MTK dementuje: Nie podjęliśmy decyzji ws. Kaddafiego


Międzynarodowy Trybunał Karny zdementował dzisiejsze doniesienia strony libijskiej, jakoby zgodził się na sądzenie syna Muammara Kaddafiego, Saifa al-Islama, w Libii. Taką informację przekazała agencja Reutera, powołując się na libijskiego ministra sprawiedliwości.

Schwytany w listopadzie przez powstańców Saif al-Islam przetrzymywany jest w więzieniu w mieście Zintan.

Jest zgoda? Zgody nie ma

Od chwili ujęcia Saifa, MTK wyrażał chęć sądzenia go przed trybunałem w Hadze. Konsekwentnie sprzeciwiali się temu przedstawiciele libijskich władz i zapewniali, że w ojczyźnie będzie mógł on liczyć na uczciwy proces.

- Libia zwróciła się w piątek do MTK, by Saif był sądzony przed libijskim sądem.

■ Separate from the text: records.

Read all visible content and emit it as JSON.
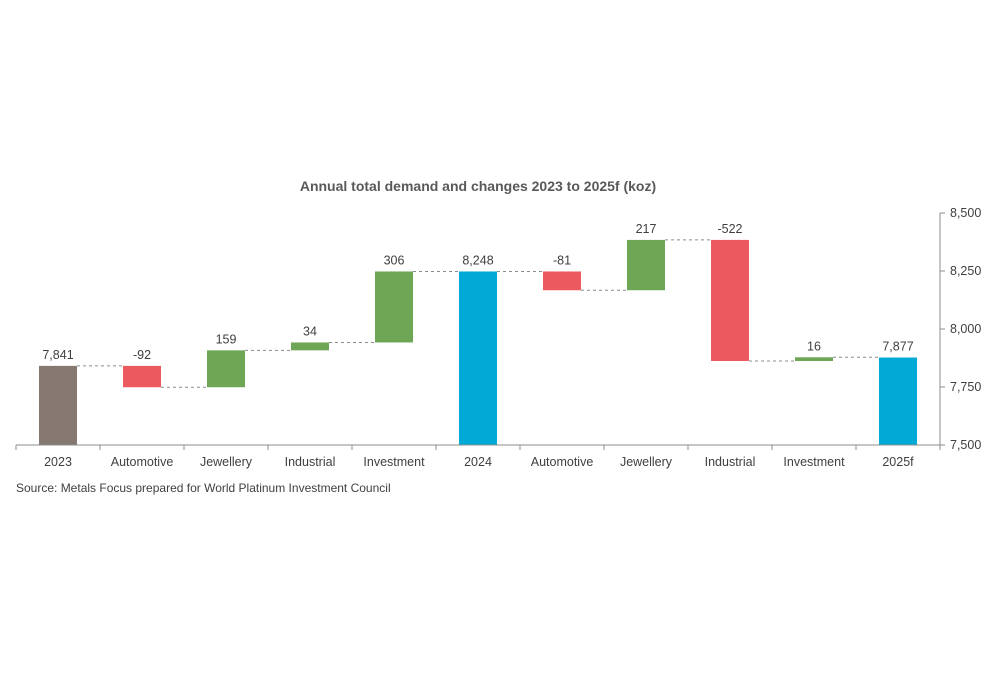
{
  "chart_data": {
    "type": "waterfall",
    "title": "Annual total demand and changes 2023 to 2025f (koz)",
    "categories": [
      "2023",
      "Automotive",
      "Jewellery",
      "Industrial",
      "Investment",
      "2024",
      "Automotive",
      "Jewellery",
      "Industrial",
      "Investment",
      "2025f"
    ],
    "steps": [
      {
        "category": "2023",
        "kind": "total",
        "value": 7841,
        "label": "7,841"
      },
      {
        "category": "Automotive",
        "kind": "change",
        "value": -92,
        "label": "-92"
      },
      {
        "category": "Jewellery",
        "kind": "change",
        "value": 159,
        "label": "159"
      },
      {
        "category": "Industrial",
        "kind": "change",
        "value": 34,
        "label": "34"
      },
      {
        "category": "Investment",
        "kind": "change",
        "value": 306,
        "label": "306"
      },
      {
        "category": "2024",
        "kind": "total",
        "value": 8248,
        "label": "8,248"
      },
      {
        "category": "Automotive",
        "kind": "change",
        "value": -81,
        "label": "-81"
      },
      {
        "category": "Jewellery",
        "kind": "change",
        "value": 217,
        "label": "217"
      },
      {
        "category": "Industrial",
        "kind": "change",
        "value": -522,
        "label": "-522"
      },
      {
        "category": "Investment",
        "kind": "change",
        "value": 16,
        "label": "16"
      },
      {
        "category": "2025f",
        "kind": "total",
        "value": 7877,
        "label": "7,877"
      }
    ],
    "y_axis": {
      "position": "right",
      "ylim": [
        7500,
        8500
      ],
      "ticks": [
        7500,
        7750,
        8000,
        8250,
        8500
      ],
      "tick_labels": [
        "7,500",
        "7,750",
        "8,000",
        "8,250",
        "8,500"
      ]
    },
    "colors": {
      "first_total": "#847870",
      "total": "#00a9d6",
      "increase": "#6ea655",
      "decrease": "#ec5a5f",
      "axis": "#8c8c8c",
      "connector": "#8c8c8c"
    },
    "source": "Source: Metals Focus prepared for World Platinum Investment Council"
  }
}
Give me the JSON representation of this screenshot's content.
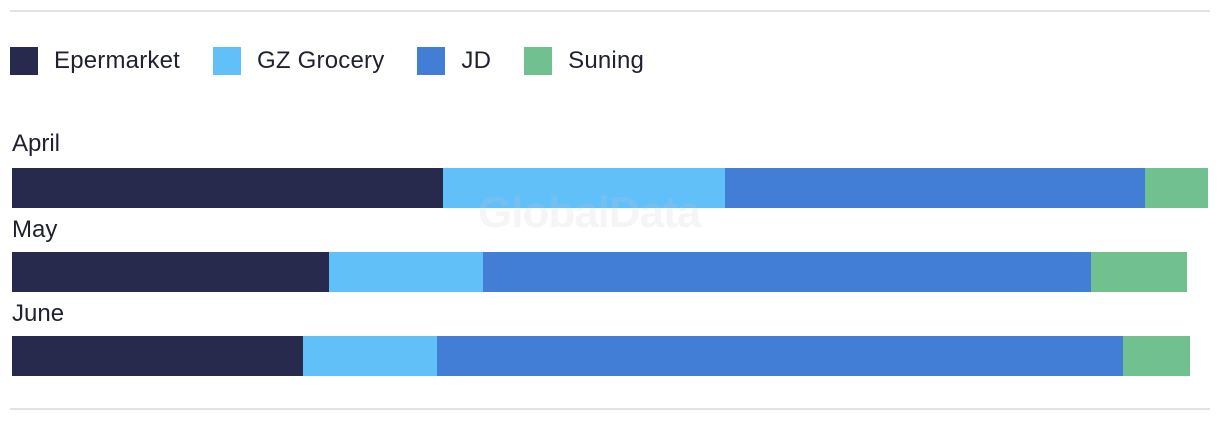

MTK się zgodziło - powiedział w poniedziałek minister sprawiedliwości Ali Khalifa Ashur.

Kilkadziesiąt minut później rzeczniczka MTK podała, że ostatecznej decyzji w tej sprawie jeszcze nie podjęto.

Miał być następcą Kaddafiego

Uważany za następcę Muammara Kaddafiego 39-letni Saif-al-Islam, studiował w London School of Economics. Kiedyś postrzegano go jako "możliwą do zaakceptowania twarz libijskiego reżimu", ale po wybuchu powstania groził przeciwnikom ojca ciężkimi konsekwencjami, jeśli antyreżimowe protesty nie ustaną. Potem przez wiele miesięcy był "twarzą" reżimu w kontaktach z mediami.

Pod koniec grudnia wywiad z nim przeprowadził wysłannik Human Rights Watch (HRW). Saif poinformował, że w więzieniu nie jest torturowany, ale narzekał na brak dostępu do świata zewnętrznego i pomocy prawnej.